Under new guidelines, nurses are to be told they could go to prison for talking to patients about Dignitas. It is one of the broader interpretations of the Director of Public Prosecutions’ edicts on assisted suicide. They will be warned they face prosecution if they are found to have discussed any aspect of euthanasia with a patient who goes on to commit suicide.
The new Royal College of Nursing guidelines will remind staff that it is illegal to offer information about assisted dying – including contact details for the Dignitas clinic in Switzerland – in case it is seen as ‘encouragement’.
Last month it emerged that none of the 44 people suspected of helping friends or relatives to die over the past 18 months has been prosecuted. The Director of Public Prosecutions, Kier Starmer, published revised guidelines last year which stated that assisted suicide would remain a criminal offence in England and Wales but that individual decisions on prosecution would depend on the circumstances of each case. The guidance makes clear that someone acting out of compassion, to help a terminally ill patient with a ‘clear, settled and informed wish to die’, is unlikely to face the courts.

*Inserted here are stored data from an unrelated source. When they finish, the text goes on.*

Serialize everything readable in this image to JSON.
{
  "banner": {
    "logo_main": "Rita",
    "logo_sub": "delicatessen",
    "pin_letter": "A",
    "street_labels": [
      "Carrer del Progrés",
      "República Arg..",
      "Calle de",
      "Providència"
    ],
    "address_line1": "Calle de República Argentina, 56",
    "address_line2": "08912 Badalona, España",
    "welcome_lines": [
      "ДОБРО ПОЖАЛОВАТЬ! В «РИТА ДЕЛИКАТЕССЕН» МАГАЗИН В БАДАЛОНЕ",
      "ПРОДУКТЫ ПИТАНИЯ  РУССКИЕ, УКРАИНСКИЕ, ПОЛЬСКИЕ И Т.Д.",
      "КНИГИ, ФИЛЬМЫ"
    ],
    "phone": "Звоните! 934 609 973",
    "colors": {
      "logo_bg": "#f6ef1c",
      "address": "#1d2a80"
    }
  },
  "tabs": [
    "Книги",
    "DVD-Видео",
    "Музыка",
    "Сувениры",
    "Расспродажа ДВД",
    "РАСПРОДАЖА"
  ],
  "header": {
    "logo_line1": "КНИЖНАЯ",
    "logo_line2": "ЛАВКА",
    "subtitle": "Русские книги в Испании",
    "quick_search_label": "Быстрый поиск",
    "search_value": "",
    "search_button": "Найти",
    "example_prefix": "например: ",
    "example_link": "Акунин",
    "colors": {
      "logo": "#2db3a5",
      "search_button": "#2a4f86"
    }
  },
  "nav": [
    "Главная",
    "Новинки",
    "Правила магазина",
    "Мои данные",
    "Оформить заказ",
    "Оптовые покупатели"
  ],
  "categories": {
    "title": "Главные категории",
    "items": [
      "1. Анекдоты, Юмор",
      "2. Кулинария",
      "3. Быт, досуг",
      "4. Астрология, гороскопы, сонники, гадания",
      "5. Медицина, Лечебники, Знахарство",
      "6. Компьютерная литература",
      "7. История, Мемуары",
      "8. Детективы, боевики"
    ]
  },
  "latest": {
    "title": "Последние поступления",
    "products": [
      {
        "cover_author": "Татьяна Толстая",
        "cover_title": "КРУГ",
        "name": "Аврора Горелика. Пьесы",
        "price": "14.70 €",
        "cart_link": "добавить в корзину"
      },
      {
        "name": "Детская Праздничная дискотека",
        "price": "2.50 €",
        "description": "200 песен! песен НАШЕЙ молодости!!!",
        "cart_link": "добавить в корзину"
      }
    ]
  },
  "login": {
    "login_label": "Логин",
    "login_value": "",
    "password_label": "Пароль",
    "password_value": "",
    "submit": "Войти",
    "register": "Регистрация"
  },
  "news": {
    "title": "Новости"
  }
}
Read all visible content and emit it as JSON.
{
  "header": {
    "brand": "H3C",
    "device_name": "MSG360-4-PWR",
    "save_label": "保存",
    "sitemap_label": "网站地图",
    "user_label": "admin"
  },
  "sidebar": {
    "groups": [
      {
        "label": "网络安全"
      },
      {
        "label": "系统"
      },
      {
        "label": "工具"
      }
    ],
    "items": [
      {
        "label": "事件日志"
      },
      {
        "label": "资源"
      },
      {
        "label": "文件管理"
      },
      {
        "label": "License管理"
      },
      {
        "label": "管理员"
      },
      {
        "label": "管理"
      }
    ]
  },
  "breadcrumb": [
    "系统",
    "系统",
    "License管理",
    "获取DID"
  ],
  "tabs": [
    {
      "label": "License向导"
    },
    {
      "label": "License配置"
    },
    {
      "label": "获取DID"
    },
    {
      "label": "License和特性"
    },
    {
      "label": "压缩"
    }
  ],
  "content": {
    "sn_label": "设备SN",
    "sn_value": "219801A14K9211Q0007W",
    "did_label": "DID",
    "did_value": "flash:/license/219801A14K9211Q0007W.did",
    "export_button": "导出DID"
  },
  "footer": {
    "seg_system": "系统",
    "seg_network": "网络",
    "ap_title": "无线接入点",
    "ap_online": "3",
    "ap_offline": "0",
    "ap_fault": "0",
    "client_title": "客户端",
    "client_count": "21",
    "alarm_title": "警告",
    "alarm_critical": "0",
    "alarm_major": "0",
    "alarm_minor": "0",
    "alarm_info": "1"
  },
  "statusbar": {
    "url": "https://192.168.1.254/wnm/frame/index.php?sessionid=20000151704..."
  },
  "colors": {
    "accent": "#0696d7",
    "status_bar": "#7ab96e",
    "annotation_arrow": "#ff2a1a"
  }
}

There is, however, an extra clause in the DPP’s guidance relating to the professions. The relationship between a nurse and patient (or doctor and patient) is not the same as between two lay persons: for legally, the doctor or nurse has what is known as a ‘duty of care’ and therefore an added responsibility towards the patient. The DPP guidance says that, if the suspect was acting in his or her capacity as a medical doctor, nurse, other healthcare professional, a professional carer (whether for payment or not), or as a person in authority, such as a prison officer, and the victim was in his or her care, then this would be a public interest factor in favour of prosecution.
In the RCN Guidance, nurses are advised not to pass on details such as the address of Dignitas (which you can find on this website): “It is the RCN’s view that it is inappropriate and potentially illegal to provide contact details or website addresses for organisations that promote or provide support for people wishing to commit suicide.”
Nurses are, however, encouraged to explore making a living will (for refusal of treatment) with you. Discussing assisted suicide or euthanasia with your nurse or doctor directly can put them in a very difficult position. If discovered, they could face disciplinary action. Unfortunately, this means the patient is isolated and left to their own devices, whether considering assisted suicide or self-deliverance.